Jane sat quietly, waiting until Vanessa had gone back to the ship. Then she opened her new journal and silently read what she’d written so far.
Dear Mom and Dad,
First of all, I’m not going to call you Mom and Eric anymore. Just Mom and Dad, if that’s okay with you. I miss you both so much! I wish like anything you were here.
Wait. No, I don’t. I wish WE were THERE . . .wherever you are. When I think about it, I like to imagine you on a plane, somewhere just out of sight. Like you’re almost here to pick us up and take us home.
I probably shouldn’t even think about that. It hurts when I do. But I also can’t help it. I know you’re out there—SOMEWHERE. And I know you’re looking for us.
You’d probably want to know that we’re taking care of each other.Vanessa’s a really good older sister. I’m glad she’s here with me. Buzz and Carter, too. I wish you could know that, because I’m sure you’re worrying about us. You’re probably even wondering if we’re still alive.
Well, we are.
And we all love you.
And we MISS YOU. Huge, like the ocean.
xoxoxoxo, Jane (and Vanessa and Carter and Buzz)
P.S. If anyone finds this note, PLEASE send it to Elizabeth Benson and Eric Diaz at the address on the bottom of this page. It’s more important than you can ever know. Thank you!
Jane carefully tore the page out of her journal. With another quick look back, she made sure she was still alone. Then she reached down between the rocks and pulled up the old bottle she’d found in a corner of the ship’s galley. It smelled terrible on the inside but still had a screw cap to keep the whole thing watertight.

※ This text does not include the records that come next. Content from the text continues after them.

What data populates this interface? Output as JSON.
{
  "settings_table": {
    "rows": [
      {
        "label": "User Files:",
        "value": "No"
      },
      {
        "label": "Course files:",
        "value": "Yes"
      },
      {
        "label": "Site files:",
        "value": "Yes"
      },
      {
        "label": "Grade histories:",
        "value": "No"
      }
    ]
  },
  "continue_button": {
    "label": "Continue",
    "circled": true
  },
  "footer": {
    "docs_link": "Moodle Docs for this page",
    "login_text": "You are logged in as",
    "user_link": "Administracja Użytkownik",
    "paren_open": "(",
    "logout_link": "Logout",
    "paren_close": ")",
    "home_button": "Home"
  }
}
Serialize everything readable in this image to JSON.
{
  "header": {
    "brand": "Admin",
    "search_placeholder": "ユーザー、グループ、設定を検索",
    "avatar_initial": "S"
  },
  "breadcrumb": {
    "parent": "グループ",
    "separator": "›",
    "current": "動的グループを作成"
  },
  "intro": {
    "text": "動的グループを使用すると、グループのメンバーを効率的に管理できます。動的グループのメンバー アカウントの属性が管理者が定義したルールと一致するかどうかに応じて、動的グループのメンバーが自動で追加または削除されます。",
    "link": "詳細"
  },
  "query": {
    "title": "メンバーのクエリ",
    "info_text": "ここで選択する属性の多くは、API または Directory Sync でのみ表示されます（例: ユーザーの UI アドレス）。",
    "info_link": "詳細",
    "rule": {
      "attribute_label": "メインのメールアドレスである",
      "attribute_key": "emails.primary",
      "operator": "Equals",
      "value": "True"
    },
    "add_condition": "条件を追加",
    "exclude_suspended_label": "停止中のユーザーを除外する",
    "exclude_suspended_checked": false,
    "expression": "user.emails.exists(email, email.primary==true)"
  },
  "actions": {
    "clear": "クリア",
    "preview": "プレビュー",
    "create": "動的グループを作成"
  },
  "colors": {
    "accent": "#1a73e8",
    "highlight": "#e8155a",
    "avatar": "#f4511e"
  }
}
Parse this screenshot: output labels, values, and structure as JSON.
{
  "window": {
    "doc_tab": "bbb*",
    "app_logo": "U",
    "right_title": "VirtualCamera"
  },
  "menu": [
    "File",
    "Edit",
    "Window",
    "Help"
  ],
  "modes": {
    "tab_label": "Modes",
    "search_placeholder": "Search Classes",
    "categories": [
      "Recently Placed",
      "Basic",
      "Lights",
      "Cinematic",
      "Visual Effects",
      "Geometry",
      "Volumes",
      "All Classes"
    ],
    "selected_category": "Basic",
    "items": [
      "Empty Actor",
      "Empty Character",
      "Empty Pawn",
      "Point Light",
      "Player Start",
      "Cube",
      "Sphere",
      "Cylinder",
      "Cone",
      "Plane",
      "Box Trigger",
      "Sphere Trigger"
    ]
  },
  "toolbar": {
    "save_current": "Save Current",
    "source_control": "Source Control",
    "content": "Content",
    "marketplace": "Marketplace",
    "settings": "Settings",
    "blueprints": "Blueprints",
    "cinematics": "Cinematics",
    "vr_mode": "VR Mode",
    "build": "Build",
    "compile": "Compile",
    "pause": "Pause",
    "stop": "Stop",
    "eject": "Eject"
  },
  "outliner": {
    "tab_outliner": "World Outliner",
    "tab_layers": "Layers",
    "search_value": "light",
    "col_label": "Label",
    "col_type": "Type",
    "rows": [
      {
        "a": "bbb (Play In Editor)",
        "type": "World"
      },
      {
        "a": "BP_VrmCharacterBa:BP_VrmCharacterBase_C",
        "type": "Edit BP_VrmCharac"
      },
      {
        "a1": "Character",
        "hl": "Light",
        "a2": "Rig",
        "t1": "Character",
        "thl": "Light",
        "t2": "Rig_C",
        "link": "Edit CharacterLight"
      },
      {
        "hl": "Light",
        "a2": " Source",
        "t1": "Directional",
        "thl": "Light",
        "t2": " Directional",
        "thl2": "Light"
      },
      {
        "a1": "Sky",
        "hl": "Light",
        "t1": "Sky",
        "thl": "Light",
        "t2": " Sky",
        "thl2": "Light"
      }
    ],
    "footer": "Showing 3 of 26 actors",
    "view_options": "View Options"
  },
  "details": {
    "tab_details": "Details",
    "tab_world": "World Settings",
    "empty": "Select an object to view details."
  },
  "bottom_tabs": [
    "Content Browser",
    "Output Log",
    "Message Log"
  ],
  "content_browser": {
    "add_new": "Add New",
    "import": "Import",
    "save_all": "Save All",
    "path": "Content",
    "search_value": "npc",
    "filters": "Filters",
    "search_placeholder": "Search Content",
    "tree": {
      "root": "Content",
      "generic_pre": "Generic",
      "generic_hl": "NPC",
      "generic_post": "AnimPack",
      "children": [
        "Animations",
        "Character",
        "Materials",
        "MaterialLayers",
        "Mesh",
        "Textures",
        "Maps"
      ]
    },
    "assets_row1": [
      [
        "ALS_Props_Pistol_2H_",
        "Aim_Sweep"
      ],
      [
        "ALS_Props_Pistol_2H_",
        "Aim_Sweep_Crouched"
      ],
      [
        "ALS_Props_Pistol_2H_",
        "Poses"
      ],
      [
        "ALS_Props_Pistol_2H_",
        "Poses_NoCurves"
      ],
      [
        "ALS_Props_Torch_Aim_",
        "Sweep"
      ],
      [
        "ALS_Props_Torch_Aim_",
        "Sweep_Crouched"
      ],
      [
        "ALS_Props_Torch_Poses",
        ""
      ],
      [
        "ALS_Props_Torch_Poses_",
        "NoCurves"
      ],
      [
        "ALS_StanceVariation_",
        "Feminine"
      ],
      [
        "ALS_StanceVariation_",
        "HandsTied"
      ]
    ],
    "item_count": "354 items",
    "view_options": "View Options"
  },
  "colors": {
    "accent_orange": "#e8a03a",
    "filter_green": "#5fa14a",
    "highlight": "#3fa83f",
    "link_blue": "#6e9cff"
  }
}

Standing with her back to the ship, she quickly rolled the letter into a tight scroll, slid it into the bottle, and sealed the whole thing up again.
It was stupid to throw a bottled note into the ocean. It was babyish, and impossible to think that the note might actually reach someone out there. If Carter, Buzz, or Vanessa knew she was doing it, they’d probably laugh her right off the island.